Krush, conception et réalisation d’Olivier Fredj, conception musicale Shani Diluka

Krush, conception et réalisation d’Olivier Fredj, conception musicale Shani Diluka

 Paradox Palace revient au Théâtre du Châtelet, avec le troisième volet d’une fresque théâtrale, musicale et sociale hors-norme, construite avec les mots des oubliés de la société. Olivier Fredj, son directeur, vient à la fois de l’opéra et des milieux socio-éducatifs. Il conjugue ses talents pour une aventure artistique généreuse: dire sur scène le monde actuel selon le point de vue de ceux qu’on n’entend jamais, relégués dans les marges: « les sans dents» et « ceux qui ne sont rien », selon nos dirigeants actuels…

© Thomas Amouroux

© Thomas Amouroux

Après Watch (le temps) en 2022 et Flouz (l’argent) en 2023,Krush aborde les questions de l’identité, du regard porté sur soi, du lien et de la relation à autrui. Entre les crush (béguins) et les krachs amoureux amoureux et familiaux, se jouent destins brisés, espoirs de vie meilleure, naufrages et sauvetages. Et pour le dire, des ateliers d’écriture ont été menés avec les détenus du centre pénitentiaire à Meaux, les élèves de CE1 à l’école Jeanne-d’Arc  à Paris (XIII ème), les hébergés du Samu social, les résidents de l’EHPAD Huguette Valsecchi à Paris et des patients de la Maison Perchée…
Il s’agissait aussi de mettre en place des échanges épistolaires entre
personnes en rupture sociale, personnes âgées, enfants… Ils ont ainsi raconté leur famille, leurs amours, leurs déchirures…

Paradox Palace a bâti Krush à partir de ce corpus éclectique, distribuant les paroles recueillies à des acteurs professionnels, élèves-comédiens et amateurs dont certains anciens détenus et résidents de Samu sociaux et d’Ehpad. Une trentaine de personnes investissent le plateau en chœurs, duos, solos… Nous sommes surpris par la lucidité et l’humour qui traversent ces histoires d’attachement, désamour, abandon. Comme dans la lettre de cette jeune femme qui, après une tentative de suicide, commence par «Cher lâche, je suis cassée… » ( Lison, de la Maison perchée) ou celle de Camille à son père : «Je fais une déclaration de vie à toi qui a choisi de mourir. »

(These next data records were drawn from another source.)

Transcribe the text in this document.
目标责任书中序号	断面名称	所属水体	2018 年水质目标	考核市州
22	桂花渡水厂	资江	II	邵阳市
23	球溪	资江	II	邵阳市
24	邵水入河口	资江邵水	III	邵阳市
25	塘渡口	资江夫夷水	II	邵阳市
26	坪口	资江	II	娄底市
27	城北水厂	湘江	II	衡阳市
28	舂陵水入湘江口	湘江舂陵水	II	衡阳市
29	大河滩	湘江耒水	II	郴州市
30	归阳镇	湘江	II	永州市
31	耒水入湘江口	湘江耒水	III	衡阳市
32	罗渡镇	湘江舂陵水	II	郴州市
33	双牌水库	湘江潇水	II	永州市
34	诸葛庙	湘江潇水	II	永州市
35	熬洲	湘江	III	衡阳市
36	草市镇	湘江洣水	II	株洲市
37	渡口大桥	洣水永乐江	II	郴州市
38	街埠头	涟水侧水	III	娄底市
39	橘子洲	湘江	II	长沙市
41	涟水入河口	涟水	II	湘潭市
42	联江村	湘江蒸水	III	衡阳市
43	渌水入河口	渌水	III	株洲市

Avec une mise en scène et une création musicale réussies, Olivier Fredj  met à distance les souffrances, voire la mort qui infusent ces narrations. Les artistes sont accompagnés, à flot continu par les Préludes et Fugues de Bach, distillés par la pianiste virtuose Shani Diluka, première femme du continent indien à être entrée au Conservatoire National à Paris.
S’y mêlent discrètement les battements percussifs du Trio SR9 et les boucles électroniques, plus festives du DJ Matias Aguayo  idéales pour esquisser les danses urbaines, soutenir des vers slamés ou la chanson dédiée à Herman qui est parti du Samu social, puis s’est évanoui dans la nature et en est mort…

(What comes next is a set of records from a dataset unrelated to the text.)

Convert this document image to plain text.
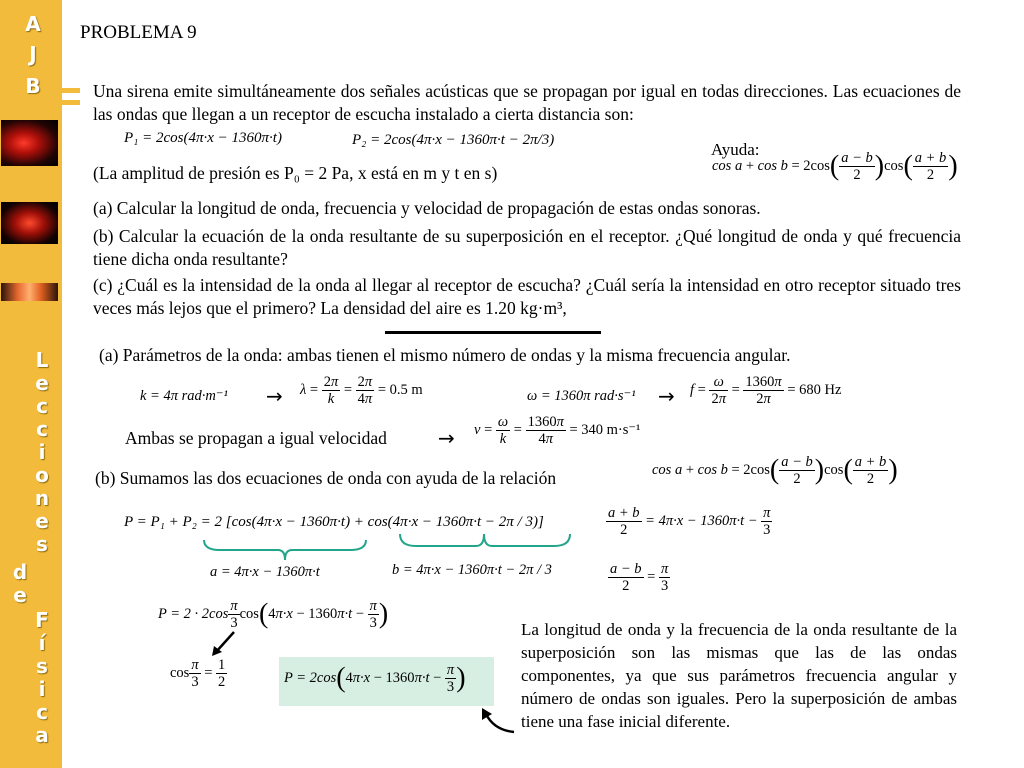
A
J
B
L
e
c
c
i
o
n
e
s
d
e
F
í
s
i
c
a
PROBLEMA 9
Una sirena emite simultáneamente dos señales acústicas que se propagan por igual en todas direcciones. Las ecuaciones de las ondas que llegan a un receptor de escucha instalado a cierta distancia son:
P₁ = 2cos(4π·x − 1360π·t)	P₂ = 2cos(4π·x − 1360π·t − 2π/3)
(La amplitud de presión es P₀ = 2 Pa, x está en m y t en s)
Ayuda:
$\cos a + \cos b = 2\cos( \frac{a - b}{2} )\cos( \frac{a + b}{2}$ )
(a) Calcular la longitud de onda, frecuencia y velocidad de propagación de estas ondas sonoras.
(b) Calcular la ecuación de la onda resultante de su superposición en el receptor. ¿Qué longitud de onda y qué frecuencia tiene dicha onda resultante?
(c) ¿Cuál es la intensidad de la onda al llegar al receptor de escucha? ¿Cuál sería la intensidad en otro receptor situado tres veces más lejos que el primero? La densidad del aire es 1.20 kg·m³,
(a) Parámetros de la onda: ambas tienen el mismo número de ondas y la misma frecuencia angular.
k = 4π $rad\cdot m^{-1} \to \lambda = \frac{2\pi}{k} = \frac{2\pi}{4\pi} = 0.5$ m	ω = 1360π $rad\cdot s^{-1} \to f = \frac{\omega}{2\pi} = \frac{1360\pi}{2\pi} = 680$ Hz
Ambas se propagan a igual velocidad	→ $v = \frac{\omega}{k} = \frac{1360\pi}{4\pi} = 340$ m·s⁻¹
(b) Sumamos las dos ecuaciones de onda con ayuda de la relación	$\cos a + \cos b = 2\cos( \frac{a - b}{2} )\cos( \frac{a + b}{2}$ )
P = P₁ + P₂ = 2 [cos(4π·x − 1360π·t) + cos(4π·x − 1360π·t − 2π / 3)]
a = 4π·x − 1360π·t	b = 4π·x − 1360π·t − 2π / 3
$\frac{a + b}{2} = 4\pi\cdot x - 1360\pi\cdot t - \frac{\pi}{3}$
$\frac{a - b}{2} = \frac{\pi}{3}$
$P = 2 \cdot 2\cos \frac{\pi}{3} \cos(4\pi\cdot x - 1360\pi\cdot t - \frac{\pi}{3}$ )
$\cos \frac{\pi}{3} = \frac{1}{2}$	$P = 2\cos(4\pi\cdot x - 1360\pi\cdot t - \frac{\pi}{3}$ )
La longitud de onda y la frecuencia de la onda resultante de la superposición son las mismas que las de las ondas componentes, ya que sus parámetros frecuencia angular y número de ondas son iguales. Pero la superposición de ambas tiene una fase inicial diferente.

Malgré une dernière partie un peu trop longue et décousue, il émane de cette troupe en mouvement incessant et une belle énergie. « La polyphonie, c’est la résolution unitaire et parfaite des diversités du son et de la voix, insuffisantes à elles-mêmes dans leur seule spécificité.» écrivait le poète Édouard Glissant dans Tout-mond. Dans ce spectacle émouvant, toute parole prend de la valeur, éclairée par une réalisation soignée sous l’aile des professionnels de la musique et du théâtre.
Le projet ne s’arrête pas aux quelques représentations publiques des trois spectacles mais a permis la réinsertion sociale et professionnelle de certains détenus. Grâce à des promesses d’embauche ferme, six ont bénéficié d’une remise de peine en 2022, et dix, en 2023. Plusieurs d’entre eux commencent une carrière artistique._
Tous sont heureux et fiers d’être entendus. « Être sur scène, c’est un rêve, témoigne un ex-détenu, maintenant acteur au Paradox Palace. (…). Quand on est en détention, tout ce qu’il nous reste, c’est notre parole. La confiance, c’est important et ces ateliers d’écriture, ces séances de répétition, cette possibilité d’aller au Châtelet, c’est un beau gage de confiance. En tout cas, j’ai appris que mon moteur profond consiste à poser un regard sur la société pour mieux la questionner.» Il faut regarder Krush à cette aune:  à partir du parcours de chacun, se construit une précieuse chaîne de solidarité…

 Mireille Davidovici

 Les 19 et 22 septembre, Théâtre du Châtelet, 1, place du Châtelet, Paris (Ier) T. : 01 40 28 28 28.